January 03, 2015



At the onset, let me make one thing clear; I am a Hindu and extremely proud of that and I have no qualms whatsoever in saying this even on a public platform like Blogger though there are several aspects in modern day Hinduism that I do not approve of or practice at a personal level. Before I am appalled by netizens as being 'communal', I would like to make it clear that I do respect all other religions. Anyway, the concept of Karma, the principle of Vasudhaiva Kutumbakam (the world is a family) and worshiping the various elements of Mother Nature are some of the things that differentiates Hinduism from the rest. However, the protests against the religious satire 'PK' connotes that a section of modern day Hindus is hell bent upon scuttling all kinds of criticism and imposing their narrow-minded views on others with utter disregard for freedom of expression and speech. And by doing this, these 'self-appointed' monitors of Hinduism are destroying that very essence that the religion of the Vedas is based on - Tolerance.

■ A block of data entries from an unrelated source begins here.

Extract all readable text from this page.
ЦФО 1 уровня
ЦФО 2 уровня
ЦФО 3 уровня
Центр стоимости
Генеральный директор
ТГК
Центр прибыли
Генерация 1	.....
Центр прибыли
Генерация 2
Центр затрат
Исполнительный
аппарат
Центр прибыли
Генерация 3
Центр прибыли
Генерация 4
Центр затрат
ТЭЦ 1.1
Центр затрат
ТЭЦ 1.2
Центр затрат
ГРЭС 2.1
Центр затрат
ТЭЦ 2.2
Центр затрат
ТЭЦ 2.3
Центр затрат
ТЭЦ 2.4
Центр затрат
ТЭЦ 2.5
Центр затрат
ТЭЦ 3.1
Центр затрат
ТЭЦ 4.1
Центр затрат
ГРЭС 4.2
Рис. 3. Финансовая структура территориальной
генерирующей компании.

Good cinema or any piece of art is a reflection of the contemporary state of the society. Whether we like it or not, nobody can deny that in a country like ours where spirituality continues to be an integral part of life, commercialization of religion is a reality. In the last few years, there have been several cases of self-styled godmen, rather 'conmen' across all major religions, taking thousands of innocent and naive people for a ride and exploiting them financially, sexually and emotionally while promising to get them rid of the problems ailing them. The larger message that movies like 'PK' and 'Oh my God' before that are trying to make is that we need to stay away from such people who act as 'middle men' or 'Dalals' between God and the people. Hinduism is a faith where the relation between the Parmathma (God) and the Athma (Human Soul) has always been a personal one; it is for every Hindu to find a way to connect to the Lord and there is no need for any Guru or saint to act as a mediator. Hence, instead of protesting against the movie, saffron groups need to look at the message at the center of the movie and educate people so that they are not 'used' by pseudo-religious leaders to serve their own selfish interests.

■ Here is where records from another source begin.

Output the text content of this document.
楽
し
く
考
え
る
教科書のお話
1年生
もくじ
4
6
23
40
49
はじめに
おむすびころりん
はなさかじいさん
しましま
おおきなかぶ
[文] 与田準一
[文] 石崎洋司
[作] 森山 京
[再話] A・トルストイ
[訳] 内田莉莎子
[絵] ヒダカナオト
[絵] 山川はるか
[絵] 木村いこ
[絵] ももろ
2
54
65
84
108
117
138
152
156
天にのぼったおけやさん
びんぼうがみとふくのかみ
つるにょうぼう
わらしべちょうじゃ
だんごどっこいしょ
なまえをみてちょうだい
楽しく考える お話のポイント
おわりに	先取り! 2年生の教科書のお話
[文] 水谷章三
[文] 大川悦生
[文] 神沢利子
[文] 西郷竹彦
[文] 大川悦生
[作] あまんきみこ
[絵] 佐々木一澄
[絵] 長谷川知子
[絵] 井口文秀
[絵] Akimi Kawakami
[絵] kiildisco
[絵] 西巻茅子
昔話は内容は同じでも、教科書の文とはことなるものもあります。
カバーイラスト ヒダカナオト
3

Keeping the controversy around the movie aside, what worries me the most is the growing 'concern' amongst Hindus that their religion, their ancient traditions and customs are under some grave threat in modern, secular India. Call it successive Congress government's pro-minority policies or propaganda spread by left wing saffron outfits, a significant number of Hindus are feeling threatened that they will be reduced to being a minority in their own land - the Subcontinent. The persecution of followers of Vedism in neighboring Pakistan and Bangladesh, which once were a part of what the saffronists refer to as 'Akhand Bharat' has only added fuel to the fire. The protest by fringe elements against 'PK' is yet another manifestation of these 'fears'. What baffles me is that how little these men who are supposedly fighting to protect 'Hinduism' know about it.

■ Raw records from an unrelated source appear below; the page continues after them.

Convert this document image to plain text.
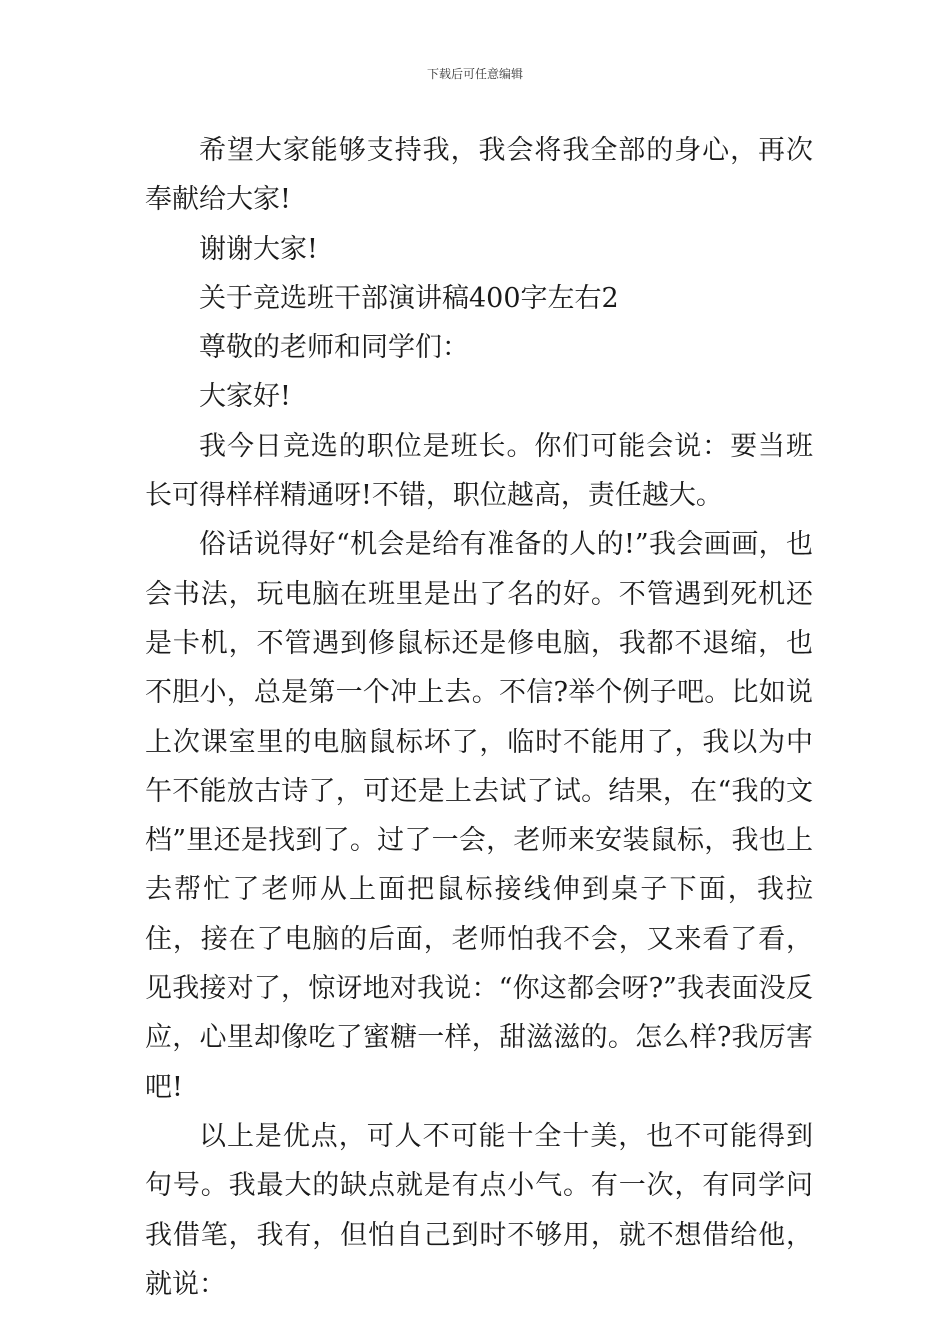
下载后可任意编辑

希望大家能够支持我，我会将我全部的身心，再次奉献给大家!

谢谢大家!

关于竞选班干部演讲稿400字左右2

尊敬的老师和同学们：

大家好!

我今日竞选的职位是班长。你们可能会说：要当班长可得样样精通呀!不错，职位越高，责任越大。

俗话说得好“机会是给有准备的人的!”我会画画，也会书法，玩电脑在班里是出了名的好。不管遇到死机还是卡机，不管遇到修鼠标还是修电脑，我都不退缩，也不胆小，总是第一个冲上去。不信?举个例子吧。比如说上次课室里的电脑鼠标坏了，临时不能用了，我以为中午不能放古诗了，可还是上去试了试。结果，在“我的文档”里还是找到了。过了一会，老师来安装鼠标，我也上去帮忙了老师从上面把鼠标接线伸到桌子下面，我拉住，接在了电脑的后面，老师怕我不会，又来看了看，见我接对了，惊讶地对我说：“你这都会呀?”我表面没反应，心里却像吃了蜜糖一样，甜滋滋的。怎么样?我厉害吧!

以上是优点，可人不可能十全十美，也不可能得到句号。我最大的缺点就是有点小气。有一次，有同学问我借笔，我有，但怕自己到时不够用，就不想借给他，就说：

One of the oldest faiths in the world, Hinduism has seen several tough phases in its over 3,000 long history, only to bounce back and emerge stronger than ever. Be it negotiating the challenge posed by the rapid rise of Buddhism between 3rd BC century to around 6th century AD or the advent of Islam in the Sub-Continent in medieval ages or forced conversion by European missionaries beginning with 16th century, it has faced bigger challenges in the past all thanks to its unique ability to adapt and re-invent itself to stay relevant. In my opinion, as Hinduism, its doctrine and principles travel far and wide and reaches millions of people outside the country, the real threat that the religion is facing as of today is the rise of 'extremist' ideology that may rob it of some of its greatest strengths under the guise of protecting it.

While ancient religions in places like Egypt, Central Asia and Europe are a part of the history books, Hinduism has survived, rather it is thriving. The reason for this is the fact that it is, as the Supreme Court of India once defined it, 'a way of life'. Unlike several other prominent faiths, it is not based on a particular book, neither does it have one particular way of worship and more surprisingly, the Hindu pantheon consists of over 33 crore Gods including the holy cow, trees, animals and so on. Hindus in different parts of the country follow diverse religious customs and traditions, sometimes contradicting each other. However, accepting and respecting difference of opinion and beliefs is one of the most important tenets of Hinduism. Hence, unlike several other faiths that are rather 'rigid' in their outlook, Hinduism is far more accommodating. Moreover, in its long history, it has seen important reformist movements wherein archaic and irrelevant practices like animal sacrifice and Sati have been largely weeded out. However, the philosophy at its core - of love, of compassion, of non-violence, of having a broader outlook and of being tolerant towards diverse views has always remained the same. Unfortunately, this is this very core that the right wing groups are attacking. It is not about 'PK' or 'Oh my God'; it is about how we Hindus want our great religion to evolve as we move ahead. The choice we make today will be crucial, perhaps the most defining phase in the history of our religion.